Friday, October 28, 2005

Radio Stations and Love Letters

Okay, first to Crouchingtiger16 (boy I wish you had a shorter name *LST*) and Chris Shard: the reason I didn't say Mix 92.5 in my last post (the Tale From the Washrack) was copyright issue. I didn't want to get sued. But, yeah, that is their idea, a 'phrase that pays.'

And to Shard and Jeri, no and yes. I did write a letter to Mitch Elliott. Not a love letter, but a "I love your show, come read my blog!" letter. I really did. ANd in the next five minutes, my blog had a hit. I was excited all morning. Maybe it wasn't him, but I bet that it was. He told me I had a great idea, that they really should post their lyrics on their website for idiots like me. (Okay, he phrased it much more nicely. He said, "That's a great idea!"

I do plan on writing him a love letter. Not a "I'm a Stalker!" love letter, but a "If I ever saw you in person, my crush would disenigrate" love letter. After all, in a crush, somebody ends up crushed. And it won't be me!

About the "fire dude" as he has been dubbed. Often, the fire trucks fill up at the gas pumps behind my wash rack. Wednesday, I was washing away when one came by. Usually, I'm too busy to pay much attention to them. But one guy caught my eye. He smiled at me.
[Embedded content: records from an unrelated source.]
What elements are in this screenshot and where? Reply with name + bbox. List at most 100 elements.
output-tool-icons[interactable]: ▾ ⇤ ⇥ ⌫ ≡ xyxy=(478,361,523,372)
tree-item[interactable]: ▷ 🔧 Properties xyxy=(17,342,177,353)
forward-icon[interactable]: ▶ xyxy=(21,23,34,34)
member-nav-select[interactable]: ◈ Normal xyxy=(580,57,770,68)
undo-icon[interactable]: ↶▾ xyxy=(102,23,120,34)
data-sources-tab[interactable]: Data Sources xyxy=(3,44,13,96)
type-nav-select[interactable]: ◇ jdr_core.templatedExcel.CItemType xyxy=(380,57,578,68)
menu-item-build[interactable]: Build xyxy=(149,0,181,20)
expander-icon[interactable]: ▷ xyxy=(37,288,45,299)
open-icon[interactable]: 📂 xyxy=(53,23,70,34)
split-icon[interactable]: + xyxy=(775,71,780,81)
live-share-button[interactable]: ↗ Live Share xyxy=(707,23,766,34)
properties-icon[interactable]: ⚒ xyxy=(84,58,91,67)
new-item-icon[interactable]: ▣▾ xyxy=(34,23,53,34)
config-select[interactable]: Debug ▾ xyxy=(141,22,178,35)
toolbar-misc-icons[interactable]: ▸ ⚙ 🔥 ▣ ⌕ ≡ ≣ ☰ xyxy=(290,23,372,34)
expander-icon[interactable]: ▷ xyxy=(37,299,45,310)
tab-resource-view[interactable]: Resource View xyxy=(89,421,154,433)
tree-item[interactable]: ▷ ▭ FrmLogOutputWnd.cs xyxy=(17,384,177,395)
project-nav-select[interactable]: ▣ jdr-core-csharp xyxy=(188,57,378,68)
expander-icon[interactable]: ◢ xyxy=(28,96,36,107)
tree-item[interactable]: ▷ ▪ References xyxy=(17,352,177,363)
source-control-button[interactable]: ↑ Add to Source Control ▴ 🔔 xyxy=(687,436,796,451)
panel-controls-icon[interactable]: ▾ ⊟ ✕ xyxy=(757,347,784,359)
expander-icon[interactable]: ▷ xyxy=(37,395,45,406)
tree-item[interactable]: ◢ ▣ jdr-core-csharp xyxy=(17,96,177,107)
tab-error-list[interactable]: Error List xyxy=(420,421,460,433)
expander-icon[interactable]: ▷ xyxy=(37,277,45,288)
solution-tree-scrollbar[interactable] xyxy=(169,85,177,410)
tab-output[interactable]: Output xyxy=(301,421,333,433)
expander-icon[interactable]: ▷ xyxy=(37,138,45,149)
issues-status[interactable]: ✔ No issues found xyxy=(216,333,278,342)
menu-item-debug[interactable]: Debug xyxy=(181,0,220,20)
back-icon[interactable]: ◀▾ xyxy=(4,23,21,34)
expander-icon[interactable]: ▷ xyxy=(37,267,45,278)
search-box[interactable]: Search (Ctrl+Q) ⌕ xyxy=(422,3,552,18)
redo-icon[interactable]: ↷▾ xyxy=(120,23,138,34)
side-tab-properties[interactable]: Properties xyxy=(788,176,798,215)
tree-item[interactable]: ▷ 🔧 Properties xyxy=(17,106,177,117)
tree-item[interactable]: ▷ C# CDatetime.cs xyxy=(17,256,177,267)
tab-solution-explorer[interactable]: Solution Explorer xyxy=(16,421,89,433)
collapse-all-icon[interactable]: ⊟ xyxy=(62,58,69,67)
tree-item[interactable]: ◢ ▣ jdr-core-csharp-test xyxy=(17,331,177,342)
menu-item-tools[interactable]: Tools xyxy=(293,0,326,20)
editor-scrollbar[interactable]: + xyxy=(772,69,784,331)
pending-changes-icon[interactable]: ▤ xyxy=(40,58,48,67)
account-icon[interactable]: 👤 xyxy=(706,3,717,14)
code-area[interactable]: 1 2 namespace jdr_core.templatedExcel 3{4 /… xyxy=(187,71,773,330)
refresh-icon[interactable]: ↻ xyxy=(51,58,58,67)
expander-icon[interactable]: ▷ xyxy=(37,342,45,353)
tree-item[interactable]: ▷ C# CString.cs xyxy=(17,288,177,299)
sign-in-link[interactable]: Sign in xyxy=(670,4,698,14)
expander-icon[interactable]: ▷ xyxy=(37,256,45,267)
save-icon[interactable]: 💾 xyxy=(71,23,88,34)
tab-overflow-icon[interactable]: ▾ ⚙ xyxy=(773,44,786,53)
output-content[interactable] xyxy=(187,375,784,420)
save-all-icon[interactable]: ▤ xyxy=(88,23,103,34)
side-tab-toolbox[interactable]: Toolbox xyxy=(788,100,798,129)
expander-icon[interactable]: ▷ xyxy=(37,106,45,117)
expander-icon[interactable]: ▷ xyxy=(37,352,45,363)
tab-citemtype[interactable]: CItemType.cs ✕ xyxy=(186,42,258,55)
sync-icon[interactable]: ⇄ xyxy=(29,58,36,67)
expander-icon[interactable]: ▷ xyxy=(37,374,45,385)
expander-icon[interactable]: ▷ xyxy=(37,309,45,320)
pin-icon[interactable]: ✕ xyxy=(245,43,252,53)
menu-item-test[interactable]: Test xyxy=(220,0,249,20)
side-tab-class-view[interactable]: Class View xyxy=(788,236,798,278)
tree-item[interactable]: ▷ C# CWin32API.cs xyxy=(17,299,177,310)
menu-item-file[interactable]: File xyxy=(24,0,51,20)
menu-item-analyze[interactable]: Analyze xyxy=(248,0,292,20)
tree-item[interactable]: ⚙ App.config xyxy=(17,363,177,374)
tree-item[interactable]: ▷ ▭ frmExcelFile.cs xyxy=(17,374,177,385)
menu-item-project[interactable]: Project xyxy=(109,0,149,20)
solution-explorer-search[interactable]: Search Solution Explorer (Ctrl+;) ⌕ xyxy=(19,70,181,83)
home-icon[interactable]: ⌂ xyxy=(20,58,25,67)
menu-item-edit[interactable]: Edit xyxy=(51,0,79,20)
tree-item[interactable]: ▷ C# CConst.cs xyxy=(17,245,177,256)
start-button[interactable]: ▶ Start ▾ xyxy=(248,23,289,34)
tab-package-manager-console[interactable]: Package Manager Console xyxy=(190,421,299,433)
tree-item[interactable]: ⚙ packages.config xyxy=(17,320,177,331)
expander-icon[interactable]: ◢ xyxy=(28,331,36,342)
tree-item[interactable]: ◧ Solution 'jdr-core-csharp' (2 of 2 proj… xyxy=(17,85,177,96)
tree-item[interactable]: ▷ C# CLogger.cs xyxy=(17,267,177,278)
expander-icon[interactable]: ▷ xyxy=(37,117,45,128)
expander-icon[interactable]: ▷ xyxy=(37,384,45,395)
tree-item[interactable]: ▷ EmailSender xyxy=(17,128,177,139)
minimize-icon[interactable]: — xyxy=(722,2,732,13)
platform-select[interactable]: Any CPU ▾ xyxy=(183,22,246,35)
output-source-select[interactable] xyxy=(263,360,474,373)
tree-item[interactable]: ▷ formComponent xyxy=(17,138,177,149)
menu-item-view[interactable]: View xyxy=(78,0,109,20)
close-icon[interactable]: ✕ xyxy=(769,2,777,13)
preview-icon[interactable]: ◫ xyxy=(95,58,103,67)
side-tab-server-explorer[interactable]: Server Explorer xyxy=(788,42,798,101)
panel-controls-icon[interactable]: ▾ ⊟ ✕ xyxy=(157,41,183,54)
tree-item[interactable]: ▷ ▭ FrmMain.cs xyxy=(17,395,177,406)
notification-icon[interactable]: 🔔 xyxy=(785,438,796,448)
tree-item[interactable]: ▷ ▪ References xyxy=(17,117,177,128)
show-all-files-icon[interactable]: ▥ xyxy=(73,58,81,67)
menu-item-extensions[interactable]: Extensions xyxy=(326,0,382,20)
I smiled back (he was cute!). He blushed. I blushed.

I told everyone that he had checked me out. My teacher told me, "Check him out. Get his social security number."

And maybe I will. Or at least his phone number.

2 Comments:

At Sunday, 30 October, 2005, Blogger Twim said...

Nick Stokes: Hey, Greg
Greg Sanders: [looking through the microscope] Shh! I might be looking at the mother of my children here.
Nick Stokes: Somebody's been putting in way too much overtime.
Greg Sanders: No, man, this is serious. I had a date last night and this girl has the most impossible green eyes. Just... BAM! Shoulder-length blonde hair, intelligent, and she smells so good.
Nick Stokes: Cute toes?
Greg Sanders: Oh, ideal!
Nick Stokes: Mmm.
Greg Sanders: And none are longer than the big toe.
Nick Stokes: Mmm.
Greg Sanders: Both feet. But, you know, what I need to know is what's on the inside?
Nick Stokes: Oh, what's in her heart?
Greg Sanders: No... her DNA. And let me tell you, this girl has got some fine epithelials.
Nick Stokes: [laughing] Dude, you're sick. Man, you've officially lost it!
Greg Sanders: No, no. There is this guy in Louisville. He charges 300 clams to test your spouse's underwear for foreign DNA. Now, that guy is sick. I'm just a romantic.
Nick Stokes: But whatever happened to getting to know someone over coffee, letting the relationship evolve? Romantic is sending flowers, not bogarting her skin cells.
Greg Sanders: Ahh, that's boring.

 
At Sunday, 30 October, 2005, Blogger Roo said...

Even better than a social security number, Twimmy. LOL.